Workshop: Trienal de Arquitectura
Praia da Ribeira do Cavalo, Sesimbra – Portugal

 

Tutors

Aurora Arquitectos
Kirill de Lancastre Jedenov

en

During four weeks, Aurora Arquitectos and Kirill Jedenov ran a studio for 24 University of Western Australia students, hosted by Trienal de Arquitectura.
The Studio was called “A Building is not an isolated act” and the aim was to explore with students the means of reading the site and the way this reading itself is already a transforming tool, and not just a part of the protocol of doing a project.

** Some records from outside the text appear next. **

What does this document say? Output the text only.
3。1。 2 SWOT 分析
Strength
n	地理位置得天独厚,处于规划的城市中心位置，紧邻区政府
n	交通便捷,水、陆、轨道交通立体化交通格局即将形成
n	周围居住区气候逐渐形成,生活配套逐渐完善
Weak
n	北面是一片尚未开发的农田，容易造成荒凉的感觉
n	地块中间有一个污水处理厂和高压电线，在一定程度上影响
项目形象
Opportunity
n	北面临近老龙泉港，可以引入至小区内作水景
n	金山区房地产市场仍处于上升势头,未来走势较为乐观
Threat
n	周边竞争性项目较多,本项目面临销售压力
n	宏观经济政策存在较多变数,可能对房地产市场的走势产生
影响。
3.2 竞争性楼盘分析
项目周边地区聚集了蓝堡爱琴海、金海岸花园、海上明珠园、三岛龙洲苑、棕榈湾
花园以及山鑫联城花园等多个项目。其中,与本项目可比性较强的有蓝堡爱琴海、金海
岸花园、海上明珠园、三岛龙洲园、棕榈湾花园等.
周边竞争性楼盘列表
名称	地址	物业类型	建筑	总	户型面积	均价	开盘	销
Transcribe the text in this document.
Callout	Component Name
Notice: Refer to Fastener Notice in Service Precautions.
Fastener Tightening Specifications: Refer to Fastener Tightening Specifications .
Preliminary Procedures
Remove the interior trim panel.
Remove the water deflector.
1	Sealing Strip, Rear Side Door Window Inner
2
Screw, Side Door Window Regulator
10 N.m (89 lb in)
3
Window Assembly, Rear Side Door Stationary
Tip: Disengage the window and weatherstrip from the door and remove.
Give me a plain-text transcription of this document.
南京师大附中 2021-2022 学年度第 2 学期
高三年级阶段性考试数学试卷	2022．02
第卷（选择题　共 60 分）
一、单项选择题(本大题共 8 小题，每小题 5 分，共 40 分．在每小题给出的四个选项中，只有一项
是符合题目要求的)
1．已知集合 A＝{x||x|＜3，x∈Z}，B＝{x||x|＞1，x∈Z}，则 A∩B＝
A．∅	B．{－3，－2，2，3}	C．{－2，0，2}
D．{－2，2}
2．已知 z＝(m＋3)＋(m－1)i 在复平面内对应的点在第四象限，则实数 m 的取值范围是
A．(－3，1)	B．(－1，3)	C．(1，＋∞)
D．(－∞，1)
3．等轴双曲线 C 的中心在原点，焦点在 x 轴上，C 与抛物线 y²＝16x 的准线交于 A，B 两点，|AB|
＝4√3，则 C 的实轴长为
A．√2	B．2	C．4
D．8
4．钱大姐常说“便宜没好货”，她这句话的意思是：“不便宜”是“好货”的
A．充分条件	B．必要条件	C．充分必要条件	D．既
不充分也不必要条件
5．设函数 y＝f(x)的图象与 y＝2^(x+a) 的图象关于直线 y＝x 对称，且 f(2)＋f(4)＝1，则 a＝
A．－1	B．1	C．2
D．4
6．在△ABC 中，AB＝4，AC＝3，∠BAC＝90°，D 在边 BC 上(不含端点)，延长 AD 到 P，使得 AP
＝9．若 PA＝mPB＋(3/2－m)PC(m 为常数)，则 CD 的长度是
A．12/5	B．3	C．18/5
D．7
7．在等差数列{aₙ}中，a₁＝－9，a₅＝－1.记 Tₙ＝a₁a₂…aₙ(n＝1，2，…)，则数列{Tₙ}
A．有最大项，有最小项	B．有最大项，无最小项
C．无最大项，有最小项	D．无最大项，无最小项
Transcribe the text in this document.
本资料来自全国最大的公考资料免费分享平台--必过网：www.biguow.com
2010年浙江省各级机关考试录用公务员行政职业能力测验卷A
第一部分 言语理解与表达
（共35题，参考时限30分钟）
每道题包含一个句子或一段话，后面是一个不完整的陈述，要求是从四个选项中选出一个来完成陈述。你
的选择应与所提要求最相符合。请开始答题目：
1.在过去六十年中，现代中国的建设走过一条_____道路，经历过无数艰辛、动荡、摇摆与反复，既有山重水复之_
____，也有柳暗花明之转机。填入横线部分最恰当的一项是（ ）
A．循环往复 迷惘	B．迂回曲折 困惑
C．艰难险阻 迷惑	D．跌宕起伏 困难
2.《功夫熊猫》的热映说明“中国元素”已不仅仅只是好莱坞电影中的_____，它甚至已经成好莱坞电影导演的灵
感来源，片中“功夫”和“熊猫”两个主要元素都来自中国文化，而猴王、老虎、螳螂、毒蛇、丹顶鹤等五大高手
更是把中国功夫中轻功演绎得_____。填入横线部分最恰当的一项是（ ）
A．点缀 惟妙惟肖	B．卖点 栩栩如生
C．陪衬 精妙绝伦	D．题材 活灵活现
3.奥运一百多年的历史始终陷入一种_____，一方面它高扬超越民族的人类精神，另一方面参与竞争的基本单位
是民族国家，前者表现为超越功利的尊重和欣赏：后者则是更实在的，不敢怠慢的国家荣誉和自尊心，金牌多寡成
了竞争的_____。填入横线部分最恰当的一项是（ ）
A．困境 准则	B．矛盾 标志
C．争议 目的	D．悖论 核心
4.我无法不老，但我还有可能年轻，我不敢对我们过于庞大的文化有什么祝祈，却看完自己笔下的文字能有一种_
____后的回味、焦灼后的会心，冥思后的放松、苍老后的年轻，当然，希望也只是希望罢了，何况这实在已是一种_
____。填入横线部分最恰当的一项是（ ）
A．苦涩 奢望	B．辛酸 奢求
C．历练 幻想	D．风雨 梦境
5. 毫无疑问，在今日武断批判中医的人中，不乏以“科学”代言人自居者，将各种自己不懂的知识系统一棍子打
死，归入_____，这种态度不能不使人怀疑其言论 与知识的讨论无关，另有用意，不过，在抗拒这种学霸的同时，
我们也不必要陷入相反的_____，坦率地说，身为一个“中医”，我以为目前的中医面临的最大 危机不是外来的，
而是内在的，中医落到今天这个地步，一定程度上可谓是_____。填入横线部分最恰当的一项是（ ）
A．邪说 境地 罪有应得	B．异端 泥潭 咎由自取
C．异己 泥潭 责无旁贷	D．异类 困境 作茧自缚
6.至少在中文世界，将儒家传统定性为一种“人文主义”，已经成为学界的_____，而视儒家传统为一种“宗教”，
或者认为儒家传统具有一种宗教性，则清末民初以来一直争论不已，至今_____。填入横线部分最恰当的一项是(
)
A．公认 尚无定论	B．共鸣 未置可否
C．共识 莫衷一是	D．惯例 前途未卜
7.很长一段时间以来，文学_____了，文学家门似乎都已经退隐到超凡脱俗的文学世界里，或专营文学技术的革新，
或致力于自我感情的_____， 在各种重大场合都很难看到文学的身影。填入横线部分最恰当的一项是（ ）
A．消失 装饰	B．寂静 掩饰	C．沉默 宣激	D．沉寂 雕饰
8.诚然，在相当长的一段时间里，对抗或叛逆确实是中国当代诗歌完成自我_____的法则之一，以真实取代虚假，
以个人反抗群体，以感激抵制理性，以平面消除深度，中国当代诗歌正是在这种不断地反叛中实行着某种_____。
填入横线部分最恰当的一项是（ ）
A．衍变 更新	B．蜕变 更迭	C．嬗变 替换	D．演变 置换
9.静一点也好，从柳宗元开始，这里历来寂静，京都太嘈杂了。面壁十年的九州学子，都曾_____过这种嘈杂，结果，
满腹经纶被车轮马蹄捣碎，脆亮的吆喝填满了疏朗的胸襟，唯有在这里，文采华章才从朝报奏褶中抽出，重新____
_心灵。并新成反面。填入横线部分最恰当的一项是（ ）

In the introduction to his History of Architecture, Spiro Kustoff distinguishes two fundamental and initial ways of designing spaces for ritual action: circumscription and emphasis.
In the first, through the creation of boundaries (walls, etc.), one holds and shapes the flow of the ground. It creates the inside and outside, the ours and the foreign. Property.
In the second, free structures, by their mass and height, concentrate attention on an indeterminate extent of space- the monument. Both are ways in which humans impose their order (geometry) on that of nature. They are ways in which humans name places, invent them. This marking depends and depends on a reading of the territory, recognizing in it its fundamental points and lines: the highest, the lowest, the middle, the most external, the most protected, the most vulnerable. And with it, strategic decisions about our position: dominate, see better, better defense, etc. One of the moments when this type of territory reading and strategic decision-making is most evident is upon arriving at the beach. Where do we position ourselves? There are many variables: sun, wind, relation with tides, rocks in the sea, watched zones, position of the bar, proximity, population density, time to walk on the sand, animals, cliff.